You can use some other method to embeed your points in euclidean space in such a way, that they closely reasamble your distances, one of such tools is Multidimensional scaling (MDS): http://en.wikipedia.org/wiki/Multidimensional_scaling
Once point 1 is done you can run k-means
Alternatively you can also construct a kernel (valid in a Mercer's sense) by performing some kernel learning techniques to reasamble your data and then run kernel k-means on the resulting Gram matrix.
As lejlot said, only distances between points are not enough to run k-means in the classic sense. It's easy to understand if you understand the nature of k-means. On a high level, k-means works as follows:
1) Randomly assign points to cluster.
(Technically, there are more sophisticated ways of initial partitioning,
but that's not essential right now).
2) Compute centroids of the cluster.
(This is where you need the actual coordinates of the points.)

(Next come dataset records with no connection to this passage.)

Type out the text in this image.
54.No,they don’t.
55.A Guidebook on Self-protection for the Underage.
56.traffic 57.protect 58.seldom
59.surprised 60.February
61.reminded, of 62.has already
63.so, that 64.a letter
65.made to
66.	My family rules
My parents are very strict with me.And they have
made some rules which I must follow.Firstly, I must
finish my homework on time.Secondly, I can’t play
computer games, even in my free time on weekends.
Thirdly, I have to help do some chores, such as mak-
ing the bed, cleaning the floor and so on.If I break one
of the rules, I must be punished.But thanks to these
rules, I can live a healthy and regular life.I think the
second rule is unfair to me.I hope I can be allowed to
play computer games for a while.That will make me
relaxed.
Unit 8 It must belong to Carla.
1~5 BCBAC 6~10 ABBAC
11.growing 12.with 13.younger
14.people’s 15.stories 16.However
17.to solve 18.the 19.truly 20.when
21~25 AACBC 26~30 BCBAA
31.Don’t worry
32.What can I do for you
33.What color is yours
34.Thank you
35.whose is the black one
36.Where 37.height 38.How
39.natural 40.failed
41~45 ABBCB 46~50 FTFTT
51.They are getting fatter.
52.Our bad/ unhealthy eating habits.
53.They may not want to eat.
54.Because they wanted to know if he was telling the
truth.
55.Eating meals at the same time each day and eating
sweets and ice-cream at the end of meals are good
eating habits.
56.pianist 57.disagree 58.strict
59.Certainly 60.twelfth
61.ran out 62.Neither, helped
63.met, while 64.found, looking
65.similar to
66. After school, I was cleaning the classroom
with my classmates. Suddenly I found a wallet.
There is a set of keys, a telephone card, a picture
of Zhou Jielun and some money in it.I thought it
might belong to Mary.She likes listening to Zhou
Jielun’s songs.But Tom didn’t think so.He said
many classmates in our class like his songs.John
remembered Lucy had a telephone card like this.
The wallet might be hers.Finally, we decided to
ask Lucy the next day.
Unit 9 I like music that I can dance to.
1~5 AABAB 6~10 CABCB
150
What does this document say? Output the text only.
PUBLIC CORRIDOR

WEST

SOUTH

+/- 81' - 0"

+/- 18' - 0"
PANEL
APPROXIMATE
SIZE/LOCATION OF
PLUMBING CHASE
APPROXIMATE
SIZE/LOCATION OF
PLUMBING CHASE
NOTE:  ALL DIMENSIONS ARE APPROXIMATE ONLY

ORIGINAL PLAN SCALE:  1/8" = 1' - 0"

3) Reassign each point to a cluster with the closest centroid.
4) Repeat steps 2)-3) until stop condition is met.
So, as you can see, in the classic interpretation, k-means will not work, because it is unclear how to compute centroids. However, I have several suggestions of what you could do.
Suggestion 1.
Embed your points in N-dimensional space, where N is the number of points, so that the coordinates of each point are the distances to all the other points.
For example the data you showed:
Sample1,Sample2,45
Sample1,Sample3,69
Sample1,Sample4,12
Sample2,Sample2,46
Sample2,Sample1,78
becomes:
Sample1: (0,45,69,12,...)
Sample2: (78,46,0,0,...)
Then you can legitimately use Euclidean distance. Note, that the actual distances between points will not be preserved, but this could be a simple and reasonable approximation to preserve relative distances between the points. Another disadvantage is that if you have a lot of points, than your memory (and running time) requirements will be order of N^2.
Suggestion 2.
Instead of k-means, try k-medoids. For this one, you do not need the actual coordinates of the points, because instead of centroid, you need to compute medoids. Medoid of a cluster is a points from this cluster, whish has the smallest average distance to all other points in this cluster. You could look for the implementations online. Or it's actually pretty easy to implement. The running time will be proportional to N^2 as well.
Final remark.
Why do you wan to use k-means at all? Seems like you have a weighted directed graph. There are clustering algorithms specially intended for graphs. This is beyond the scope of your question, but maybe this is something that could be worth considering?